The NCED “Report Card” for Detroit noted “white” students made up 1 percent of Detroit’s students, blacks made up 82 percent, Hispanics 14 percent, and Asians 3 percent.
This illiteracy disaster—which is clearly linked to race—comes despite the US government spending, on average, 34 percent more on each student in that black city than the national average.
According to the newly-released NCED report for Detroit, only 4 percent of Detroit public school eighth graders are “proficient or better” in math and only 7 percent in reading.
According to the NCED’s own definition of “proficiency” in math, a student at that level must be able to “understand the connections between fractions, percents, decimals. . .and have a thorough understanding of basic level arithmetic operations. Quantity and spatial relationships in problem solving and reasoning should be familiar to them, and they should be able to convey underlying reasoning skills beyond the level of arithmetic. These students should make inferences from data and graphs, understand the process of gathering and organizing data…”
The NCED’s definition of “proficiency” in reading says that a student “should be able to provide relevant information and summarize main ideas and themes. They should be able to make and support inferences about a text, connect parts of a text, and analyze text features. Students performing at this level should also be able to fully substantiate judgments about content and presentation of content.”
What this means in real terms is that well over 93 percent of the students in Detroit are functionally illiterate and unable to perform in any modern society which requires even the most basic level of comprehension and analytical thought.
This racially-based disaster comes despite the Detroit public schools having “total expenditures” of $18,361 per student and “current expenditures” of $13,330 per student (figures from the most recent published by the Department of Education, valid for the years 2011–2012).

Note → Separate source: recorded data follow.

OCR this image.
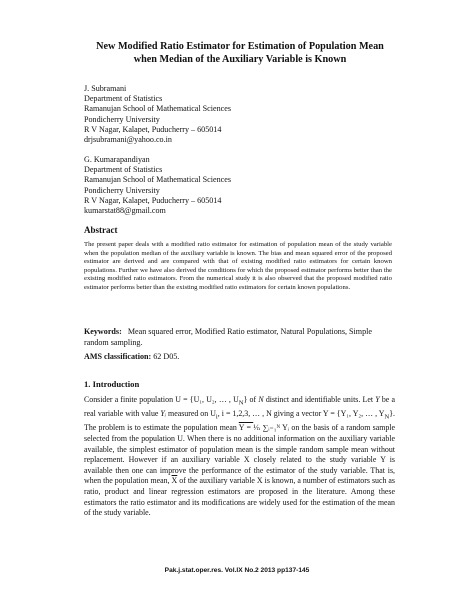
New Modified Ratio Estimator for Estimation of Population Mean
when Median of the Auxiliary Variable is Known
J. Subramani
Department of Statistics
Ramanujan School of Mathematical Sciences
Pondicherry University
R V Nagar, Kalapet, Puducherry – 605014
drjsubramani@yahoo.co.in
G. Kumarapandiyan
Department of Statistics
Ramanujan School of Mathematical Sciences
Pondicherry University
R V Nagar, Kalapet, Puducherry – 605014
kumarstat88@gmail.com
Abstract
The present paper deals with a modified ratio estimator for estimation of population mean of the study variable when the population median of the auxiliary variable is known. The bias and mean squared error of the proposed estimator are derived and are compared with that of existing modified ratio estimators for certain known populations. Further we have also derived the conditions for which the proposed estimator performs better than the existing modified ratio estimators. From the numerical study it is also observed that the proposed modified ratio estimator performs better than the existing modified ratio estimators for certain known populations.
Keywords: Mean squared error, Modified Ratio estimator, Natural Populations, Simple random sampling.
AMS classification: 62 D05.
1. Introduction
Consider a finite population U = {U₁, U₂, … , $U_N$} of N distinct and identifiable units. Let Y be a real variable with value Yᵢ measured on $U_i$, i = 1,2,3, … , N giving a vector Y = {Y₁, Y₂, … , $Y_N$}. The problem is to estimate the population mean Y = ¹⁄ₙ ∑ᵢ₌₁ᴺ Yᵢ on the basis of a random sample selected from the population U. When there is no additional information on the auxiliary variable available, the simplest estimator of population mean is the simple random sample mean without replacement. However if an auxiliary variable X closely related to the study variable Y is available then one can improve the performance of the estimator of the study variable. That is, when the population mean, $\overline{X}$ of the auxiliary variable X is known, a number of estimators such as ratio, product and linear regression estimators are proposed in the literature. Among these estimators the ratio estimator and its modifications are widely used for the estimation of the mean of the study variable.
Pak.j.stat.oper.res. Vol.IX No.2 2013 pp137-145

By way of comparison, in 2011, nationally the US Department of Education spent $11,841 per student—fully 34 percent less than per student in Detroit.
The NCED “Report Card” for Detroit noted that in 2015, the average score of eighth-grade students in Detroit was 244.This was not significantly different from their average score in 2013 (240) and in 2009 (238).
The percentage of students in Detroit who performed at or above the proficiency level was 4 percent in 2015. This was not significantly different from that in 2013 (3 percent) and in 2009 (4 percent).
Male and female scores in Detroit were also not significantly different, knocking holes in the widely-held theory that black females do better academically than black males.
Finally, with regard to racial score gaps in the results, the NCED report said that in 2015, Hispanic students had an average score that was 11 points higher than that for black students. This performance gap was not significantly different from that in 2009 (18 points).
The government’s own statistics have therefore shown, once again, that there are massive, and unbridgeable, racial gaps in achievement and cognitive ability, despite massive affirmative action subsidization.